The primary use case for Active/Active is when the network design requires permitting asymmetrical traffic flow.

The secondary use case is where dynamic routing protocol peers must be maintained through the inactive firewall for the network design failover.

If you don't need these conditions, then deploy in active/passive mode.

And when you open tickets even if you meet these approved use cases, you will spend the first part of every conversation up the support chain justifying the Active/Active deploy is necessary.  So be sure that it is.

With the ssl and site-to-site vpn you do need to use floating ip for the failover and operation to work.  You cannot use arp load sharing and maintain a tunnel end point.

Have a look at the active/active tech note for the details, this is old but still the most complete document on the topic.  Note how the configuration of nat, session handling and session ownership are handled in the Active/Active cluster.

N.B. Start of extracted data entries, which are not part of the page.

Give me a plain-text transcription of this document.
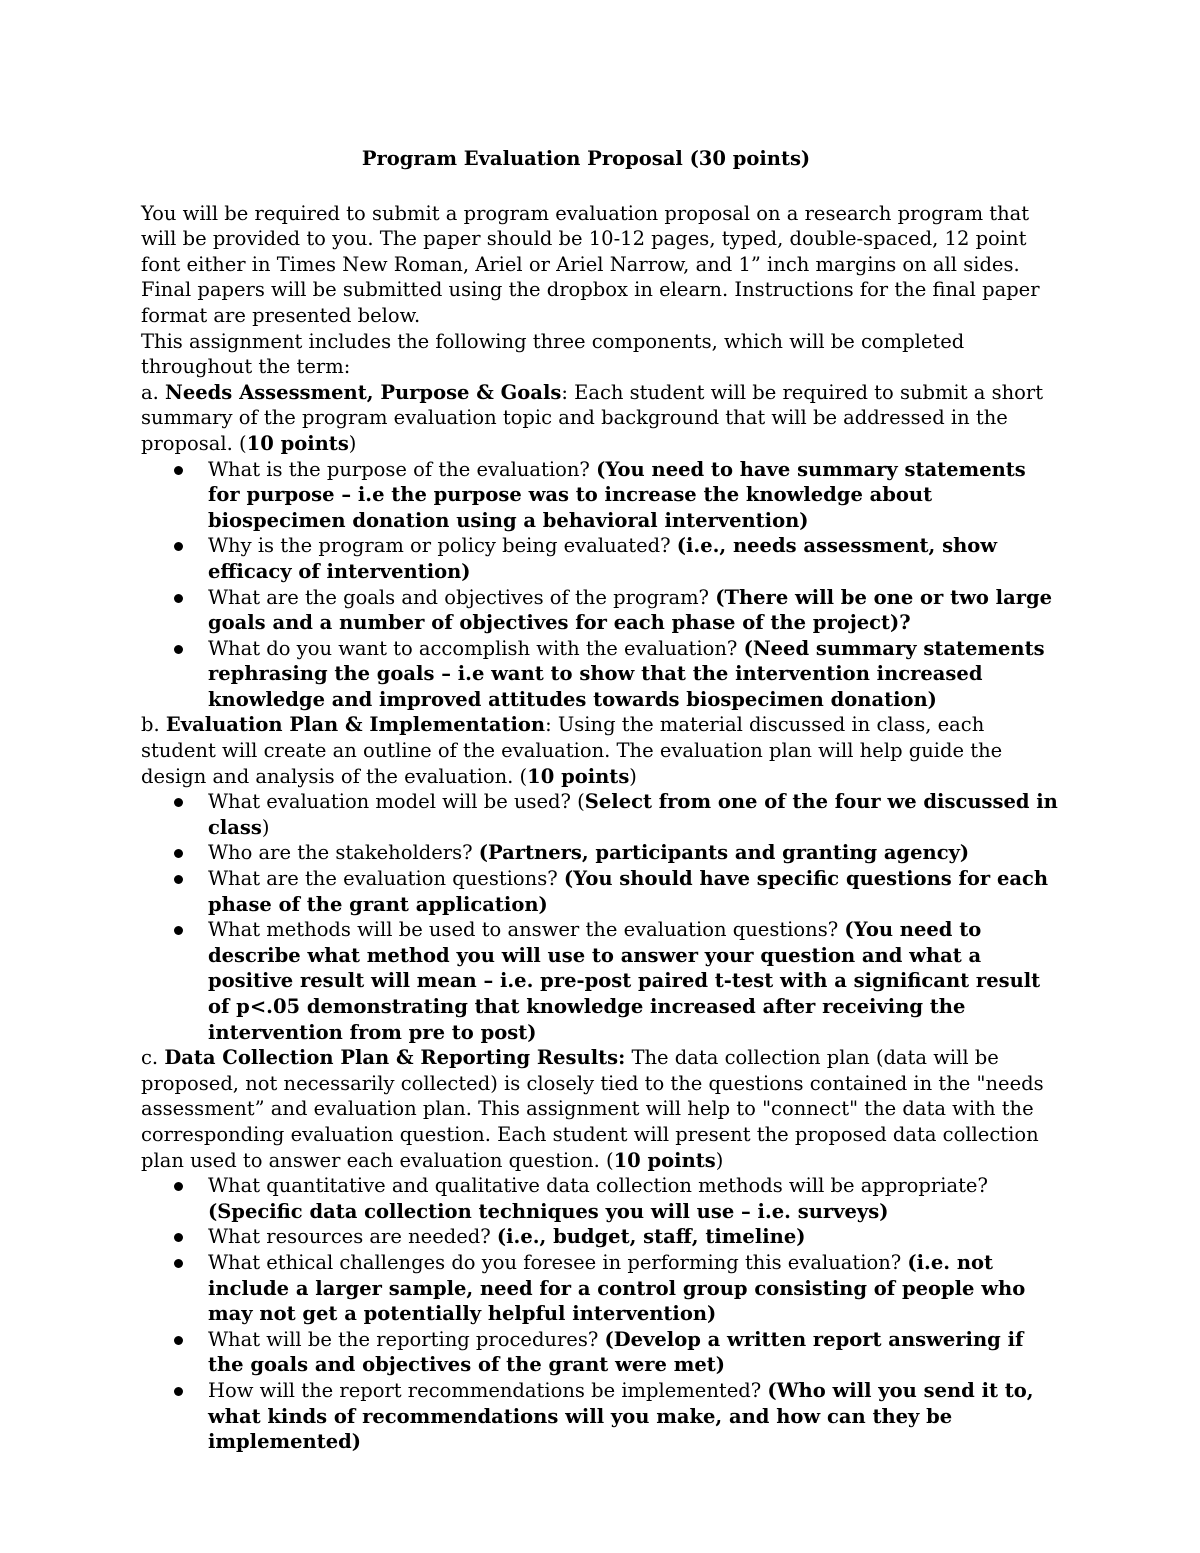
Program Evaluation Proposal (30 points)

You will be required to submit a program evaluation proposal on a research program that will be provided to you. The paper should be 10-12 pages, typed, double-spaced, 12 point font either in Times New Roman, Ariel or Ariel Narrow, and 1” inch margins on all sides. Final papers will be submitted using the dropbox in elearn. Instructions for the final paper format are presented below.

This assignment includes the following three components, which will be completed throughout the term:

a. Needs Assessment, Purpose & Goals: Each student will be required to submit a short summary of the program evaluation topic and background that will be addressed in the proposal. (10 points)

What is the purpose of the evaluation? (You need to have summary statements for purpose – i.e the purpose was to increase the knowledge about biospecimen donation using a behavioral intervention)
Why is the program or policy being evaluated? (i.e., needs assessment, show efficacy of intervention)
What are the goals and objectives of the program? (There will be one or two large goals and a number of objectives for each phase of the project)?
What do you want to accomplish with the evaluation? (Need summary statements rephrasing the goals – i.e want to show that the intervention increased knowledge and improved attitudes towards biospecimen donation)

b. Evaluation Plan & Implementation: Using the material discussed in class, each student will create an outline of the evaluation. The evaluation plan will help guide the design and analysis of the evaluation. (10 points)

What evaluation model will be used? (Select from one of the four we discussed in class)
Who are the stakeholders? (Partners, participants and granting agency)
What are the evaluation questions? (You should have specific questions for each phase of the grant application)
What methods will be used to answer the evaluation questions? (You need to describe what method you will use to answer your question and what a positive result will mean – i.e. pre-post paired t-test with a significant result of p<.05 demonstrating that knowledge increased after receiving the intervention from pre to post)

c. Data Collection Plan & Reporting Results: The data collection plan (data will be proposed, not necessarily collected) is closely tied to the questions contained in the "needs assessment” and evaluation plan. This assignment will help to "connect" the data with the corresponding evaluation question. Each student will present the proposed data collection plan used to answer each evaluation question. (10 points)

What quantitative and qualitative data collection methods will be appropriate? (Specific data collection techniques you will use – i.e. surveys)
What resources are needed? (i.e., budget, staff, timeline)
What ethical challenges do you foresee in performing this evaluation? (i.e. not include a larger sample, need for a control group consisting of people who may not get a potentially helpful intervention)
What will be the reporting procedures? (Develop a written report answering if the goals and objectives of the grant were met)
How will the report recommendations be implemented? (Who will you send it to, what kinds of recommendations will you make, and how can they be implemented)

Configuring Active/Active HA PAN-OS 4.0

Steve Puluka BSEET - IP Architect - DQE Communications (Metro Ethernet/ISP)
ACE PanOS 6; ACE PanOS 7; ASE 3.0; PSE 7.0 Foundations & Associate in Platform; Cyber Security; Data Center

L2 Linker

I'm also gonna jump in on this.  Been Active/Active for the past 3 - 4 weeks and even leaving Site2Site VPNs alone I'm still fighting with strange issues with tunnels not re-keying properly and dropping for the duration of the key lifetime.  To the best of my knowledge, to make tunnels and portals work across both devices you will need to use Floating IPs.  This will enable the two devices to sync these tunnels and portals.  Although, that still hasn't worked for me with all my devices yet.  Another thing to consider is that you have to position the PAs where they can answer a layer 2 arp request as this is how Floating IPs have to work and something that completely floored me.  If you are using routing protocols on your PAs to bring traffic in from your ISPs, Floating IPs will not work in this case as traffic destined to a peer device will not be forwarded over HA3.  See my post below for more detail.

Active/Active Floating IP/Traffic Forwarding Problem

In addition to document from Steven, here is another document that helped me.

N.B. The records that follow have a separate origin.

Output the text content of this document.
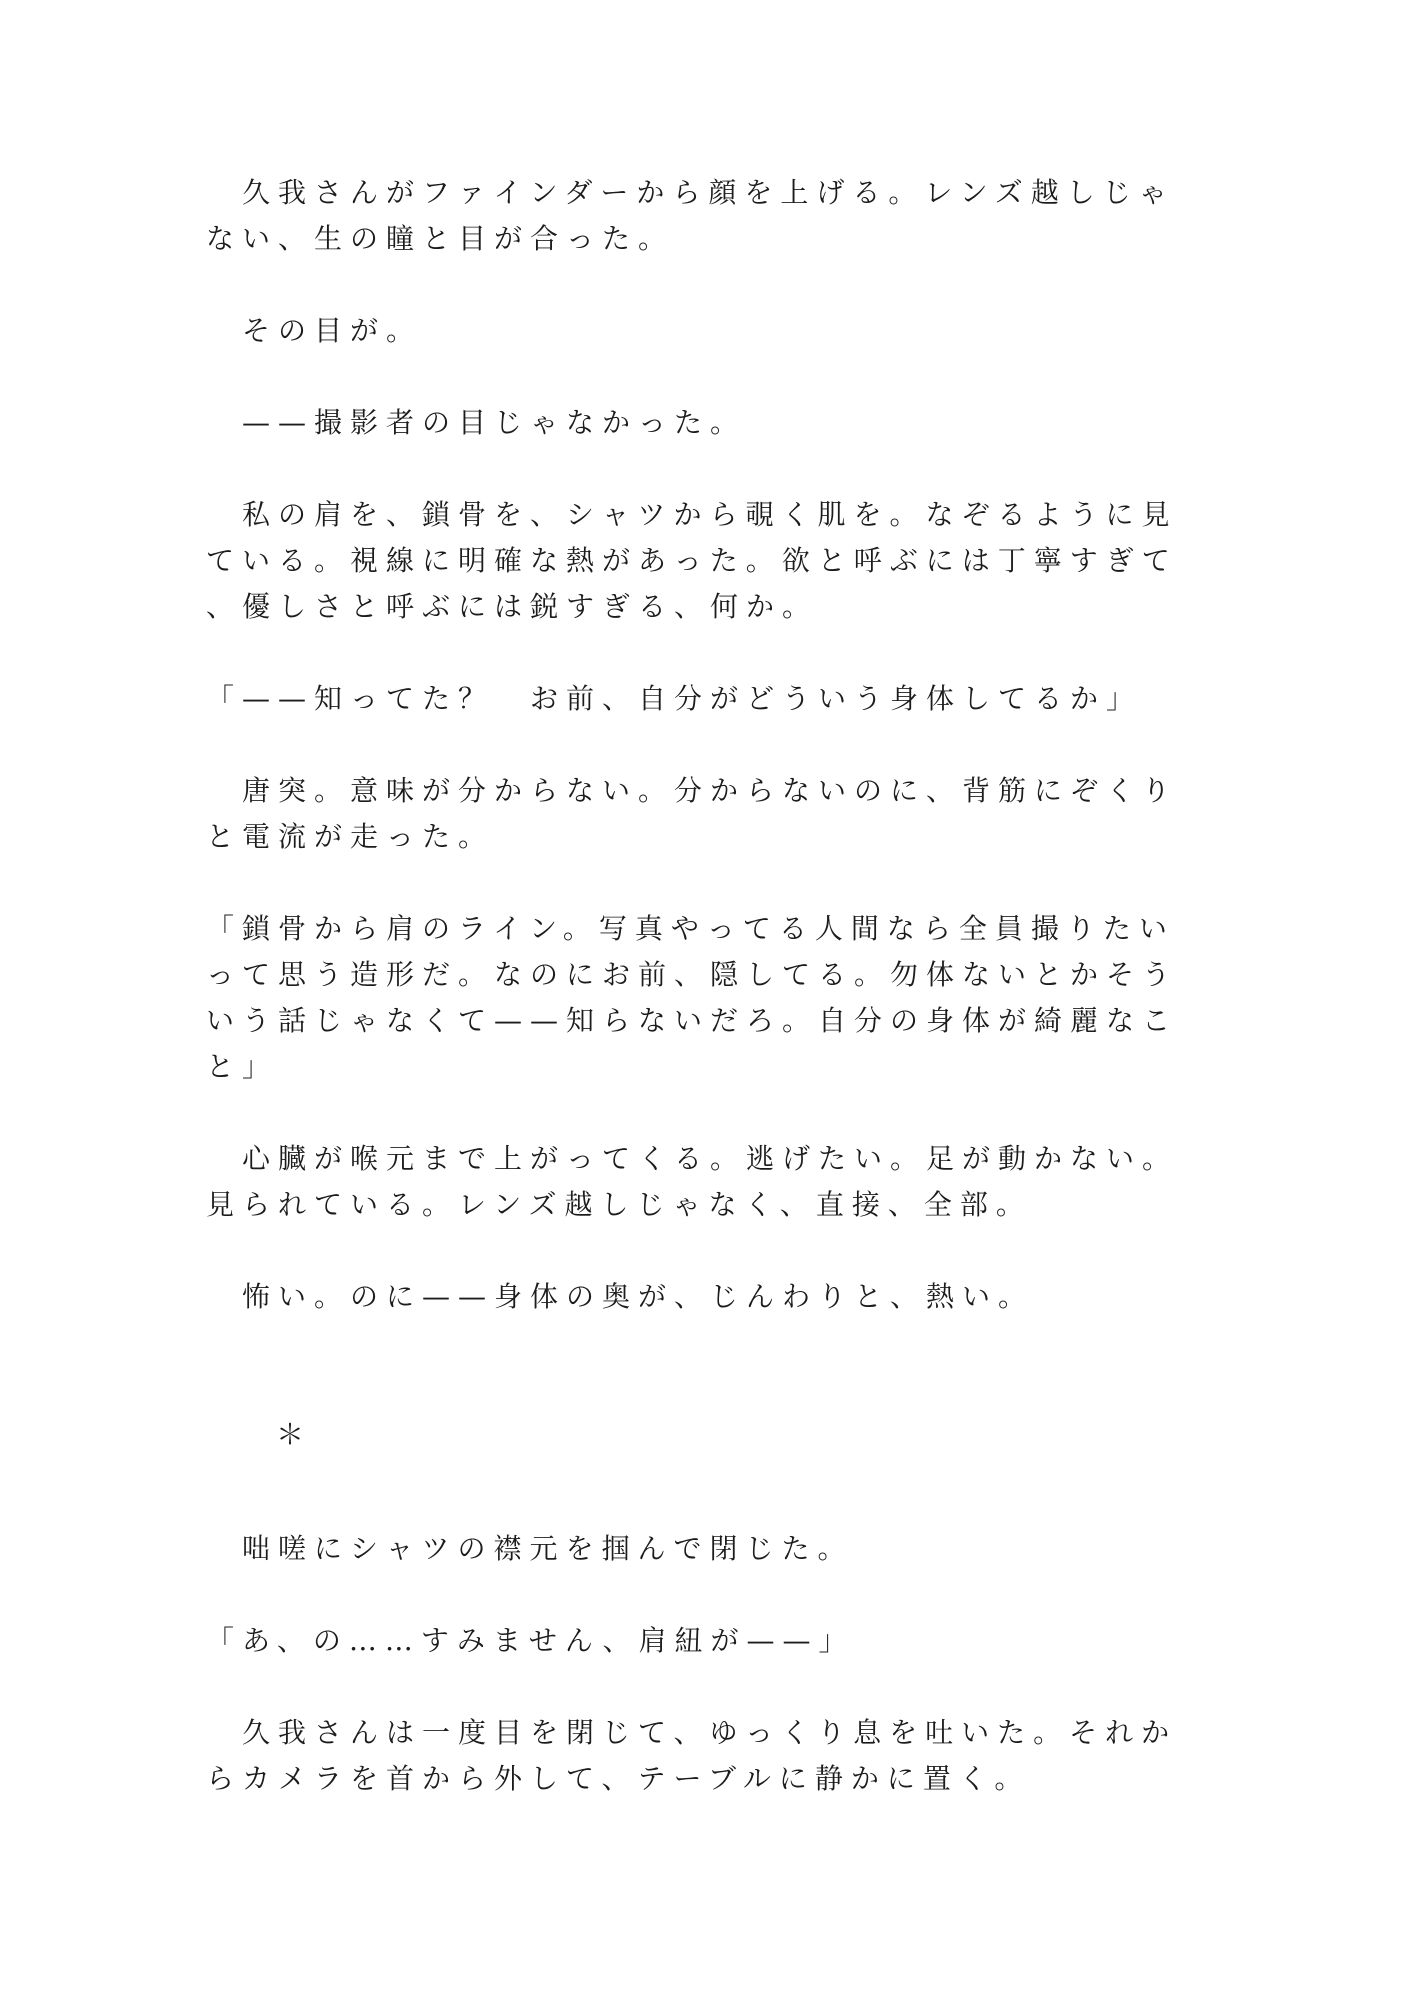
　久我さんがファインダーから顔を上げる。レンズ越しじゃない、生の瞳と目が合った。

　その目が。

　——撮影者の目じゃなかった。

　私の肩を、鎖骨を、シャツから覗く肌を。なぞるように見ている。視線に明確な熱があった。欲と呼ぶには丁寧すぎて、優しさと呼ぶには鋭すぎる、何か。

「——知ってた？　お前、自分がどういう身体してるか」

　唐突。意味が分からない。分からないのに、背筋にぞくりと電流が走った。

「鎖骨から肩のライン。写真やってる人間なら全員撮りたいって思う造形だ。なのにお前、隠してる。勿体ないとかそういう話じゃなくて——知らないだろ。自分の身体が綺麗なこと」

　心臓が喉元まで上がってくる。逃げたい。足が動かない。見られている。レンズ越しじゃなく、直接、全部。

　怖い。のに——身体の奥が、じんわりと、熱い。

＊

　咄嗟にシャツの襟元を掴んで閉じた。

「あ、の……すみません、肩紐が——」

　久我さんは一度目を閉じて、ゆっくり息を吐いた。それからカメラを首から外して、テーブルに静かに置く。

High Availability Synchronization

This is about the extent of the documentation provided.  There are several articles and discussions out there, but beware that Steven is absolutely correct.  You will be fighting this battle much on your own and documentation is scarce.  It took talking to three techs to determine my Floating IP problem only to find out it "just wasn't designed to work that way".  Here is my latest post... seems to be pretty straight forward but PAN won't really discuss this further until I change my HA config is set to always use Primary as session owner and session setup so I've turned to the community for help troubleshooting.

Active/Active & IPSec Trouble

I will add that as far as the normal transit traffic goes, it does work and so far works great.  I'm using OSPF internally and BGP externally and HA3 takes care of any asymmetric packet flows as promised by PAN.

Good luck, and if you can avoid Active/Active... avoid it.

What version of code are you having vpn re-key issues with? I have had a bug open for 6months and they put a fix in 6.0.1 for re-key issues on active/active.

Yup, same problem.  We are running 5.0.11.

• 60201—In a HA Active/Active setup, an IPSec key renegotiation timing issue caused the new IPSec session to be set to DISCARD until the next key renegotiation. This caused traffic loss until the next tunnel key renegotiation.


I'm waiting for the 5.0.12 release though.

L0 Member

Just as an FYI, after everyone's comments we've decided to go with an Active/passive setup, easier and discovering that we'd need to redo some of the routes on our Switch cores anyway if we lost a datacenter (which really needs to be fixed).. In any case the need for Active/Active was more of a pie in the sky hey can we do that, and it'd be cool. Then the reality of a lot more work, and yes we could do it but there isn't enough of a justification at the moment. I appreciate all of your insight and help.